Problem URL: Sum of subarray minimums

We can solve it by using stack. We can iterate over the array, and for each element, we can check if the stack is empty or the top of the stack is greater than the current element. If the stack is empty or the top of the stack is greater than the current element, we can push the index of the current element to the stack. If the stack is not empty and the top of the stack is less than the current element, we can pop the top of the stack.
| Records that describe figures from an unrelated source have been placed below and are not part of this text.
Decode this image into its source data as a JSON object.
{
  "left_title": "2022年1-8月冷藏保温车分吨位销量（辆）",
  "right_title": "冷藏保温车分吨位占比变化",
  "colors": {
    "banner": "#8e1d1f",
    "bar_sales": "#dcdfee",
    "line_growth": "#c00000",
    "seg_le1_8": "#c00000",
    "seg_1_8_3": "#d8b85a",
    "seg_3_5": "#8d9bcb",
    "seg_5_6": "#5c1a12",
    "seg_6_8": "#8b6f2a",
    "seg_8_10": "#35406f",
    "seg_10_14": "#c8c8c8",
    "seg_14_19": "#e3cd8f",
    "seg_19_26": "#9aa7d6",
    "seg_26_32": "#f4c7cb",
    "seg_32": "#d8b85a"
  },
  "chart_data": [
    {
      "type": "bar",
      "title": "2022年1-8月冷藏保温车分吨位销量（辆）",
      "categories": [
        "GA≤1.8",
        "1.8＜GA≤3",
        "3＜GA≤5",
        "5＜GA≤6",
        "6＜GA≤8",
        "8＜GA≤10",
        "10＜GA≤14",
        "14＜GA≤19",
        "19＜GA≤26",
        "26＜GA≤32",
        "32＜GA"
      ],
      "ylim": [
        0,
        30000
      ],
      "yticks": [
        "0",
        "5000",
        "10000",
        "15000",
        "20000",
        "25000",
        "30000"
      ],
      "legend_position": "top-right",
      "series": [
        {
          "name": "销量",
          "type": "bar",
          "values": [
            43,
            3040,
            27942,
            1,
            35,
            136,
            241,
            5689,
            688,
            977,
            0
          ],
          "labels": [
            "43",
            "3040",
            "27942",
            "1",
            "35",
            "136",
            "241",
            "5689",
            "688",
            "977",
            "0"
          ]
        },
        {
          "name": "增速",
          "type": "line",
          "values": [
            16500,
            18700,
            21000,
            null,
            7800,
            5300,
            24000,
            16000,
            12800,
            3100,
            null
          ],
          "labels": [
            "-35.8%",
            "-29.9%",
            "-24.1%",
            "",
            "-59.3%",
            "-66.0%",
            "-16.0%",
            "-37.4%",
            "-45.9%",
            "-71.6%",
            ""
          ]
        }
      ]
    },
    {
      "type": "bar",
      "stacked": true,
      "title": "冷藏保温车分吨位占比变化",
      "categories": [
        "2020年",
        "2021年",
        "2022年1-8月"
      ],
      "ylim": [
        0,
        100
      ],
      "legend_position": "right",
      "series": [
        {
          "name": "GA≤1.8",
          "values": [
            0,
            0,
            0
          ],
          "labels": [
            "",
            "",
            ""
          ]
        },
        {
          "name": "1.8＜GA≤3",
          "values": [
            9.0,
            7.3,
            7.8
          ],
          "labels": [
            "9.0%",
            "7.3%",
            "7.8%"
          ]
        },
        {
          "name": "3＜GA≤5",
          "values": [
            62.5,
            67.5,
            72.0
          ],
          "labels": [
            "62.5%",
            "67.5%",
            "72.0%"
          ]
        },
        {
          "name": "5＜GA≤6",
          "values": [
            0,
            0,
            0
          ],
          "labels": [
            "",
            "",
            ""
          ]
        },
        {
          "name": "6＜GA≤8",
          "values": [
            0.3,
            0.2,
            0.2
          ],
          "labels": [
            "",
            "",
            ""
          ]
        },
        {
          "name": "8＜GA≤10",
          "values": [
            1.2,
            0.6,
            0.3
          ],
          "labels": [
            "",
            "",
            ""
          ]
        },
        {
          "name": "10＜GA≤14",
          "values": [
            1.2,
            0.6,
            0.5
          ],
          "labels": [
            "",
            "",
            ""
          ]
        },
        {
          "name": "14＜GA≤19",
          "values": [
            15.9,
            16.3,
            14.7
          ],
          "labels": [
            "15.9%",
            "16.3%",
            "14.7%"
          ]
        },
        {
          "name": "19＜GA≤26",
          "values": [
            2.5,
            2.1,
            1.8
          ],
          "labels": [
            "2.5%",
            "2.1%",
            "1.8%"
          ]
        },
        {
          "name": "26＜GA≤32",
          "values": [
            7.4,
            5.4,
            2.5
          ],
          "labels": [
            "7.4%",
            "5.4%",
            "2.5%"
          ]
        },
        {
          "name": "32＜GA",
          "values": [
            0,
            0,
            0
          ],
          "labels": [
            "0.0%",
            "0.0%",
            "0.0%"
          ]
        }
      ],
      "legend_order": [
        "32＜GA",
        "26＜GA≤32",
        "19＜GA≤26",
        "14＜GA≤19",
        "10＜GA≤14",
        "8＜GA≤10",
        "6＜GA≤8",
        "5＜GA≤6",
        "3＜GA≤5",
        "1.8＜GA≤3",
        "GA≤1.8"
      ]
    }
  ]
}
We can calculate the sum of the subarray minimums by using the formula sum += (i - stack[-1]) * (stack[-1] - stack[-2]) * A[stack[-1]]. We can return the sum of the subarray minimums.

class Solution:
    def sumSubarrayMins(self, arr: List[int]) -> int:
        MOD, stack = 10**9+7, []
        res = 0
        for i in range(len(arr)):
            while stack and arr[i] <= arr[stack[-1]]:
                _id = stack.pop()
                l = stack[-1] if stack else -1
                r = i
                res += (r-_id) * (_id-l) * arr[_id]
                res %= MOD
            stack.append(i)

        while stack:
            _id = stack.pop()
            l = stack[-1] if stack else -1
            r = len(arr)
            res += (r-_id) * (_id-l) * arr[_id]
            res %= MOD

        return res

Time complexity: O(n), n is the length of arr
Space complexity: O(n)